Daniel Brandão - Procurei manter a essência deles. Também me baseei na fortaleza da amizade entre eles. Escolhi os quatro personagens mais famosos, com um foco especial na Mônica e na Magali. Para mim, a amizade entre elas é eterna. Sempre achei que havia um amor platônico entre Mônica e o Cebolinha. Por isso, os imaginei casados. A Turma da Mônica, apesar de estar firme e forte e ser a leitura predileta da minha filha, por exemplo, para mim representa uma gostosa nostalgia.
Ricardo Manhães - No meu caso, fiz uma adaptação dos personagens do Mauricio em estilo franco-belga de desenho, mais precisamente no estilo da “Era de Ouro” das HQs de humor europeias, com grandes orelhas, nariz redondo e outras características típicas desse estilo de desenho. O fato de tê-los retratado na fase adulta permitiu dar continuidade e trazer para o “hoje” as características dos personagens. Esse truque, digamos assim, permitiu que o Cebolinha devolvesse uma coelhada na Mônica depois de fazer terapia.

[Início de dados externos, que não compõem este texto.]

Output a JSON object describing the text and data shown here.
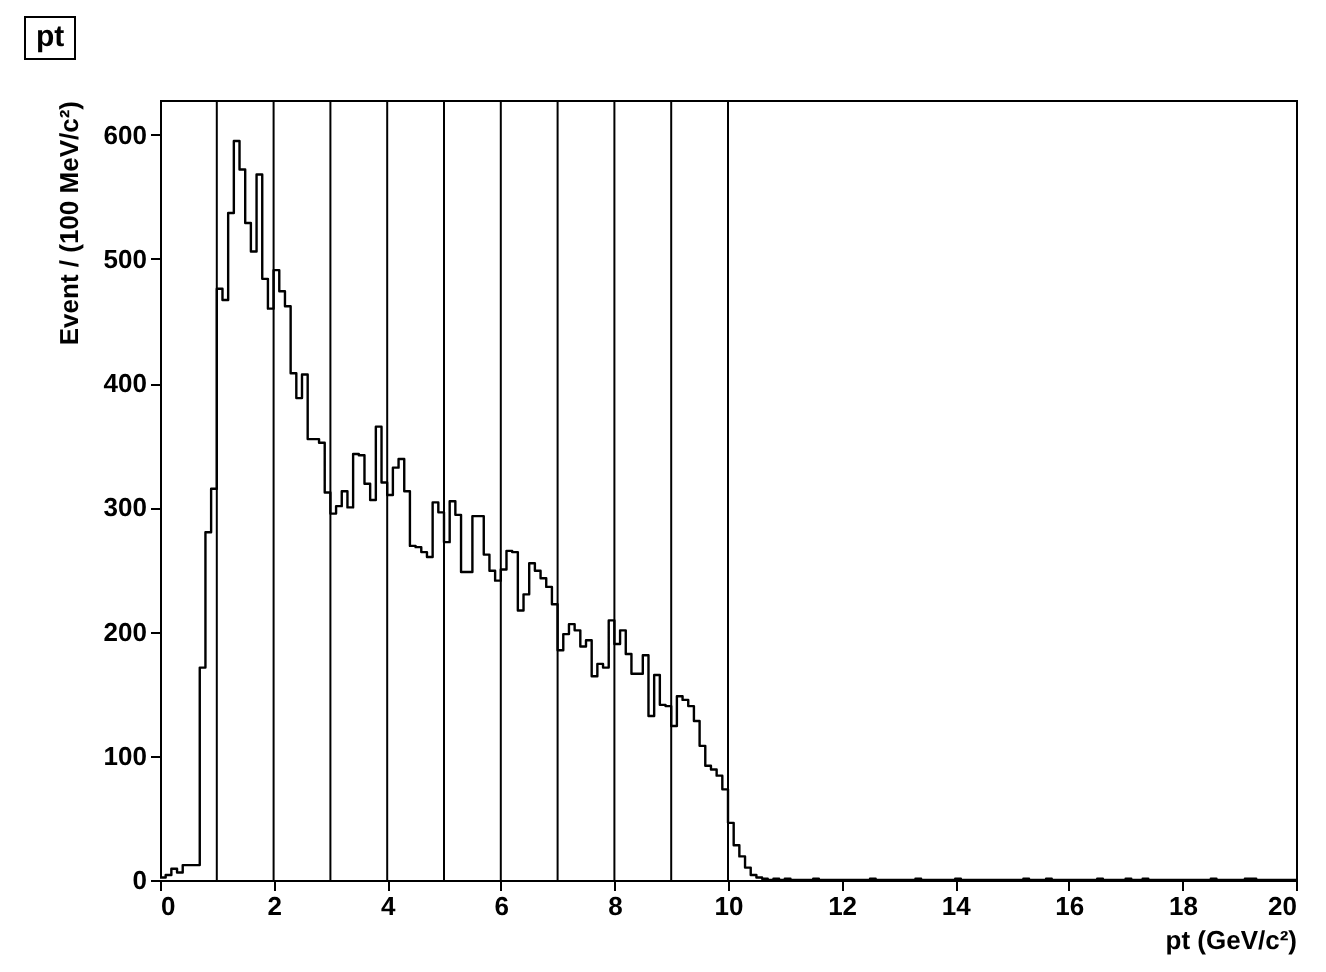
{
  "chart_data": {
    "type": "histogram",
    "title": "pt",
    "xlabel": "pt (GeV/c²)",
    "ylabel": "Event / (100 MeV/c²)",
    "color": "#000000",
    "bins": [
      0,
      0.1,
      0.2,
      0.3,
      0.4,
      0.5,
      0.6,
      0.7,
      0.8,
      0.9,
      1,
      1.1,
      1.2,
      1.3,
      1.4,
      1.5,
      1.6,
      1.7,
      1.8,
      1.9,
      2,
      2.1,
      2.2,
      2.3,
      2.4,
      2.5,
      2.6,
      2.7,
      2.8,
      2.9,
      3,
      3.1,
      3.2,
      3.3,
      3.4,
      3.5,
      3.6,
      3.7,
      3.8,
      3.9,
      4,
      4.1,
      4.2,
      4.3,
      4.4,
      4.5,
      4.6,
      4.7,
      4.8,
      4.9,
      5,
      5.1,
      5.2,
      5.3,
      5.4,
      5.5,
      5.6,
      5.7,
      5.8,
      5.9,
      6,
      6.1,
      6.2,
      6.3,
      6.4,
      6.5,
      6.6,
      6.7,
      6.8,
      6.9,
      7,
      7.1,
      7.2,
      7.3,
      7.4,
      7.5,
      7.6,
      7.7,
      7.8,
      7.9,
      8,
      8.1,
      8.2,
      8.3,
      8.4,
      8.5,
      8.6,
      8.7,
      8.8,
      8.9,
      9,
      9.1,
      9.2,
      9.3,
      9.4,
      9.5,
      9.6,
      9.7,
      9.8,
      9.9,
      10,
      10.1,
      10.2,
      10.3,
      10.4,
      10.5,
      10.6,
      10.7,
      10.8,
      10.9,
      11,
      11.1,
      11.2,
      11.3,
      11.4,
      11.5,
      11.6,
      11.7,
      11.8,
      11.9,
      12,
      12.1,
      12.2,
      12.3,
      12.4,
      12.5,
      12.6,
      12.7,
      12.8,
      12.9,
      13,
      13.1,
      13.2,
      13.3,
      13.4,
      13.5,
      13.6,
      13.7,
      13.8,
      13.9,
      14,
      14.1,
      14.2,
      14.3,
      14.4,
      14.5,
      14.6,
      14.7,
      14.8,
      14.9,
      15,
      15.1,
      15.2,
      15.3,
      15.4,
      15.5,
      15.6,
      15.7,
      15.8,
      15.9,
      16,
      16.1,
      16.2,
      16.3,
      16.4,
      16.5,
      16.6,
      16.7,
      16.8,
      16.9,
      17,
      17.1,
      17.2,
      17.3,
      17.4,
      17.5,
      17.6,
      17.7,
      17.8,
      17.9,
      18,
      18.1,
      18.2,
      18.3,
      18.4,
      18.5,
      18.6,
      18.7,
      18.8,
      18.9,
      19,
      19.1,
      19.2,
      19.3,
      19.4,
      19.5,
      19.6,
      19.7,
      19.8,
      19.9,
      20
    ],
    "values": [
      2,
      4,
      9,
      6,
      12,
      12,
      12,
      171,
      280,
      315,
      476,
      467,
      537,
      595,
      572,
      529,
      506,
      568,
      484,
      460,
      491,
      474,
      462,
      408,
      388,
      407,
      355,
      355,
      352,
      312,
      295,
      301,
      313,
      300,
      343,
      342,
      319,
      306,
      365,
      320,
      310,
      332,
      339,
      313,
      269,
      268,
      264,
      260,
      304,
      296,
      272,
      305,
      294,
      248,
      248,
      293,
      293,
      262,
      249,
      241,
      250,
      265,
      264,
      217,
      230,
      255,
      249,
      243,
      236,
      222,
      185,
      198,
      206,
      201,
      188,
      193,
      164,
      174,
      171,
      209,
      190,
      201,
      182,
      166,
      166,
      181,
      132,
      165,
      141,
      140,
      124,
      148,
      145,
      140,
      128,
      108,
      92,
      89,
      84,
      73,
      46,
      28,
      19,
      10,
      4,
      2,
      1,
      0,
      1,
      0,
      1,
      0,
      0,
      0,
      0,
      1,
      0,
      0,
      0,
      0,
      0,
      0,
      0,
      0,
      0,
      1,
      0,
      0,
      0,
      0,
      0,
      0,
      0,
      1,
      0,
      0,
      0,
      0,
      0,
      0,
      1,
      0,
      0,
      0,
      0,
      0,
      0,
      0,
      0,
      0,
      0,
      0,
      1,
      0,
      0,
      0,
      1,
      0,
      0,
      0,
      0,
      0,
      0,
      0,
      0,
      1,
      0,
      0,
      0,
      0,
      1,
      0,
      0,
      1,
      0,
      0,
      0,
      0,
      0,
      0,
      0,
      0,
      0,
      0,
      0,
      1,
      0,
      0,
      0,
      0,
      0,
      1,
      1,
      0,
      0,
      0,
      0,
      0,
      0,
      0
    ],
    "xlim": [
      0,
      20
    ],
    "xticks": [
      0,
      2,
      4,
      6,
      8,
      10,
      12,
      14,
      16,
      18,
      20
    ],
    "ylim": [
      0,
      628
    ],
    "yticks": [
      0,
      100,
      200,
      300,
      400,
      500,
      600
    ],
    "grid": false,
    "ref_lines": [
      {
        "axis": "x",
        "value": 1,
        "color": "#000000"
      },
      {
        "axis": "x",
        "value": 2,
        "color": "#000000"
      },
      {
        "axis": "x",
        "value": 3,
        "color": "#000000"
      },
      {
        "axis": "x",
        "value": 4,
        "color": "#000000"
      },
      {
        "axis": "x",
        "value": 5,
        "color": "#000000"
      },
      {
        "axis": "x",
        "value": 6,
        "color": "#000000"
      },
      {
        "axis": "x",
        "value": 7,
        "color": "#000000"
      },
      {
        "axis": "x",
        "value": 8,
        "color": "#000000"
      },
      {
        "axis": "x",
        "value": 9,
        "color": "#000000"
      },
      {
        "axis": "x",
        "value": 10,
        "color": "#000000"
      }
    ]
  }
}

Quais foram os primeiros livros e quadrinhos que você leu em sua infância? O que mais lembra deles?
Mário Cau - Eu tinha acesso a muitos gibis, ainda bem! Turma da Mônica e livros ilustrados em geral... Mas minhas memórias mais vívidas eram livros ilustrados de personagens Disney. Eram livros quadradinhos, com duas histórias cada, e uma fita-cassete que tinha aquela história narrada e com música. Era lindo. Tinha um livro do Pateta, também, onde ele apostava uma corrida de carros com o Donald, se não me engano, e claro, ele vence como a tartaruga vence a lebre... “devagar e sempre, se chega lá”! Eu assistia a muitos desenhos animados também, e tudo isso me influenciava diretamente. Aprendi a ler numa HQ do Cebolinha, com meu pai. Nunca esqueço.
Daniel Brandão - Os primeiros livros que li, ou que minha mãe leu para mim, eram de contos de fada. Os primeiros quadrinhos me marcaram mais. Adorava a Turma da Mônica e Os Trapalhões. Depois, com nove anos, descobri a Superaventuras Marvel e decidi fazer quadrinhos desde então. Os quadrinhos mudaram e salvaram a minha vida.
Ricardo Manhães - Os primeiros gibis com certeza foram os da Turma da Mônica, porém com oito anos de idade fui morar na França por quatro anos com meus pais e conheci todo um outro universo de HQs, como o Tintin, Gaston Lagaffe, Léonard le Génie, Spirou et Fantasio, que muito influenciaram meu estilo de desenho, assim como minha infância.